Приехала шведская фотогруппа — снимать для журнала «Твуй стыль» наше «домашнее уединение». Фотограф занят исключительно проблемами освещения, хотя студия велела ему «проникнуть в психологию человеческих отношений». Почему-то самым важным в «психологии» ему кажется положение рук. А отнюдь не выражение лица или композиция.

— Руки! Обхвати себя, сожми в объятиях, — командует он, запечатлевая мой ужас. Нахал. Ему кажется, что это признак суперпрофессионализма.

Парень не в состоянии запомнить, как зовут Петра. Называет его Петролем. Сам похож на смуглого сына Магриба. Спрашиваю, где он так загорел. Нигде. У него от природы оливковая кожа и черные волосы. Родители — выцветшие блондины. Странно? Он задумывается. Перестает молоть языком — впервые с того момента, как переступил порог. Что-то выбило его из привычного ритма. В спальне замечает фотографию Петра с белым пасторским воротничком.

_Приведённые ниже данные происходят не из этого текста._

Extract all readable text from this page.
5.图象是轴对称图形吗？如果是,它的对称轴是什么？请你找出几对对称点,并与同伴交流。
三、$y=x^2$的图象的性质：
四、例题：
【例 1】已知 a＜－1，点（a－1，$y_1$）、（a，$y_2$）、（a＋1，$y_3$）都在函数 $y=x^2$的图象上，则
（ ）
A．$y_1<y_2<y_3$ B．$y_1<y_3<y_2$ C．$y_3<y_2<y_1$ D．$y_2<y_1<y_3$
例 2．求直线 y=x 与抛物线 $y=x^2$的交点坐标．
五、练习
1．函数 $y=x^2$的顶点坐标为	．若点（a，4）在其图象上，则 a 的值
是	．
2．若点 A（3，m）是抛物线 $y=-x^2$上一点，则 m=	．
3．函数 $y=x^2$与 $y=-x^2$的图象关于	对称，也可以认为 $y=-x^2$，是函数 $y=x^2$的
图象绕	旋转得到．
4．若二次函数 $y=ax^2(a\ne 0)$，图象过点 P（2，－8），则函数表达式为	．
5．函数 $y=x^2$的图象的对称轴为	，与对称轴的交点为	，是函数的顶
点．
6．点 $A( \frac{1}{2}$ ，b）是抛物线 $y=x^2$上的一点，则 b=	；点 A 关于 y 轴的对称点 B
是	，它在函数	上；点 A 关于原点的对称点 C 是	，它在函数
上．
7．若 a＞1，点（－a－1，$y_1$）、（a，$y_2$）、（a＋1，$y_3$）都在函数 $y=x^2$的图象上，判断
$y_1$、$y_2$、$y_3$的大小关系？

— Ты священник? — спрашивает юноша с уважением, ожидая духовных откровений.

— Нет… для композиции требовался белый квадрат под подбородком, — признается Петушок.

Постепенно безумие охватывает весь наш домик.

— Имеете колбаса? — Ассистент фотографа, наполовину швед, наполовину поляк, говорит по-польски с американским акцентом. Три последних года провел в Штатах, в фотошколе. Он молод и полон добрых намерений.

— Это только на «Полароиде» так выглядит, на окончательных снимках будет лучше, — шепчет он, увидев на моем лице отчаяние.

Лучше не будет. Стеклянные глаза фотографа взирают на меня не более взволнованно, чем на неодушевленный чайник. Гримерша с таким же успехом могла бы заниматься украшением стен. Стилистка изображает мебель — принесла тряпки и вышла на террасу покурить и «насладиться деревенской атмосферой».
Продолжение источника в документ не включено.